The only other possibility I can see is to remove GCSE mathematics from its position as a gateway qualification. This would almost certainly mean also having to remove or reduce its status as a core subject, and its prominence in school accountability measures – lest it lead to the damaging issues that I described above. Whilst I know there are many educators out there, including some in the maths community, that question the standing of maths as a core subject that all students must study until at least 16, given the aim highlighted above regarding increasing participation in STEM careers, and the clear links between attainment in mathematics and life time earnings, any such move to reduce the importance of mathematics in the school curriculum would likely only serve to widen the economic gaps that already exist in our country.

The current approach is clearly far from perfect, but I think that the option and opportunity to resit GCSE maths remains an important part of the offer for those students that don’t secure a grade 4 in the subject at 16. There are changes that could be made to the current system that might make things slightly better.

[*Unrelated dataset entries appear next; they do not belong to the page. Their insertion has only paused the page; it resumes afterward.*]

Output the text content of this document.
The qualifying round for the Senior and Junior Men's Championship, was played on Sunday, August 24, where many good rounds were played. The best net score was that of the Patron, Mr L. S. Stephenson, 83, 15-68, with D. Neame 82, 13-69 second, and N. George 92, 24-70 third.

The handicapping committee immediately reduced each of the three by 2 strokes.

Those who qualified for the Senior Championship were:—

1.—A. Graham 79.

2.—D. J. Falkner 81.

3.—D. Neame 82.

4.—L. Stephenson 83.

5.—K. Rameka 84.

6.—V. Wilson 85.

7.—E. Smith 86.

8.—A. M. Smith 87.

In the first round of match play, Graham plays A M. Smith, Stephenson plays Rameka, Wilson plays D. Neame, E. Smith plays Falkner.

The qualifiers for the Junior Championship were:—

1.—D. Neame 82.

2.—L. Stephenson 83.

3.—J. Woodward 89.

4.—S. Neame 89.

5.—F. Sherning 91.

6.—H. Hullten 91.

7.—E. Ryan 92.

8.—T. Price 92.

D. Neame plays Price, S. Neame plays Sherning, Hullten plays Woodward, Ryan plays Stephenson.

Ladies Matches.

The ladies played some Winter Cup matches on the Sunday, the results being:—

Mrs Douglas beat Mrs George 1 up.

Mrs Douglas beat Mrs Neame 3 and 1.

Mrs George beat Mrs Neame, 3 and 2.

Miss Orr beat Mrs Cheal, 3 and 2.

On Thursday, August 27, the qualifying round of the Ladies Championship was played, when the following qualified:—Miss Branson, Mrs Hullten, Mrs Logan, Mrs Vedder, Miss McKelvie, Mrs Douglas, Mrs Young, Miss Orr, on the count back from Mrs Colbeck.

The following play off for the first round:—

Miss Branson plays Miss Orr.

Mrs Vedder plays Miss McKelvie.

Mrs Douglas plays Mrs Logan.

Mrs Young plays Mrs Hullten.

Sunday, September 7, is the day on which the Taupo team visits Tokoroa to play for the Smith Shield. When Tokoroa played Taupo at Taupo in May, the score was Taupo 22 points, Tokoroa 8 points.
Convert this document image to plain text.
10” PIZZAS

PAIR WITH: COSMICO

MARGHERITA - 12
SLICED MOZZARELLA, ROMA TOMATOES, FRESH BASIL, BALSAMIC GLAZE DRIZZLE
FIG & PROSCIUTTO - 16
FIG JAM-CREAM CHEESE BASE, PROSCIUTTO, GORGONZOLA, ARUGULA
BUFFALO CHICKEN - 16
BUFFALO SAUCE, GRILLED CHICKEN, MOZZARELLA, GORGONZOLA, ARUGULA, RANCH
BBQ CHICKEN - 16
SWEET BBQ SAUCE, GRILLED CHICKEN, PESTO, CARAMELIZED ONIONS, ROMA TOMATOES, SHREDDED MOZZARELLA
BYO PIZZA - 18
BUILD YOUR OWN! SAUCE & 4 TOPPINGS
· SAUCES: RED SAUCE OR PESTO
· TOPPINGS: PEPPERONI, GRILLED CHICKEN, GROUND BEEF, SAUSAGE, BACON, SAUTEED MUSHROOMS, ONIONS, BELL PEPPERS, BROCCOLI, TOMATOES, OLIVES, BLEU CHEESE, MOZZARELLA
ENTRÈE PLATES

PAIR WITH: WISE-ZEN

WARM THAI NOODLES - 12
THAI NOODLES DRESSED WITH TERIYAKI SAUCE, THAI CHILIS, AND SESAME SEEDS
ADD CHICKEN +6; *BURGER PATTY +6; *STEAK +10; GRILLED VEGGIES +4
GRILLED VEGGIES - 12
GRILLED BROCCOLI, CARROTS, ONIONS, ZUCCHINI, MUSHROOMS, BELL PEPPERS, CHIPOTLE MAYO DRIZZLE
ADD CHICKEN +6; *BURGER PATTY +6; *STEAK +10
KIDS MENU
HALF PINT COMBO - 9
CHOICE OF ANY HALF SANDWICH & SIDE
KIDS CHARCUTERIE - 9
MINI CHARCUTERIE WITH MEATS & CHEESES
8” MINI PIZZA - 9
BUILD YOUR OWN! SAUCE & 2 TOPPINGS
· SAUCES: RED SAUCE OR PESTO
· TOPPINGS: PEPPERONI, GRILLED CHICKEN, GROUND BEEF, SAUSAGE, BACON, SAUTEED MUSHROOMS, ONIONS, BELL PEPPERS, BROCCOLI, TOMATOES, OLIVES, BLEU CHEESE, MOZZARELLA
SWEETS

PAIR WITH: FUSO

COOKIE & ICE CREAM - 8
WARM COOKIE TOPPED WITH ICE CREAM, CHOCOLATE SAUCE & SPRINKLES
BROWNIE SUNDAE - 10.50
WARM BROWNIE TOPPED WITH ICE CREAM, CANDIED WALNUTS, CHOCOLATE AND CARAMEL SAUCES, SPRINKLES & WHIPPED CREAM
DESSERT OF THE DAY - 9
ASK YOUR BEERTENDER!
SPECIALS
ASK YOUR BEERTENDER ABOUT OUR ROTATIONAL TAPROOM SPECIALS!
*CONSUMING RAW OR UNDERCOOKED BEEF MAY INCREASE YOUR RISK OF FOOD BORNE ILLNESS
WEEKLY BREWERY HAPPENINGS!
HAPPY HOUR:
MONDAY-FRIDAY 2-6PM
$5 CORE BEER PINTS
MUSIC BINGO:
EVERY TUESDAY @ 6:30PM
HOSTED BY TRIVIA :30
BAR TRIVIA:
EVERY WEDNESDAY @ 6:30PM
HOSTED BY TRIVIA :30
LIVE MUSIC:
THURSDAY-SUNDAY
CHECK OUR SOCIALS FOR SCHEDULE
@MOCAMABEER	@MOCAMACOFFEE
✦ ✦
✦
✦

Removing the November resit or limiting the availability of it to students who only narrowly missed out on grade 4 or have already achieved grade 4 and are simply looking to improve would be a starting point. This would mean that other students who were further from grade 4 have time to benefit from more real teaching rather than just going through an endless cycle of exam preparation with post-16 teachers being forced to try and secure marks quickly at the expense of a proper learning experience. In the future online assessment world, we could also look at the possibility of students being able to “top-up” their current GCSE, with competencies at the first attempt being recorded and attributed to the student, with that student then being able to focus primarily on demonstrating improvement in their weaker areas (whilst also having to show they have retained the fundamental knowledge and skills that are important in everyday maths). Changes to enhance the current system would, it seems to me, be much more likely to improve the situation for all stakeholders than the unintended consequences that would almost certainly arise from huge wholesale changes in either the pre- or post-16 maths qualification landscape.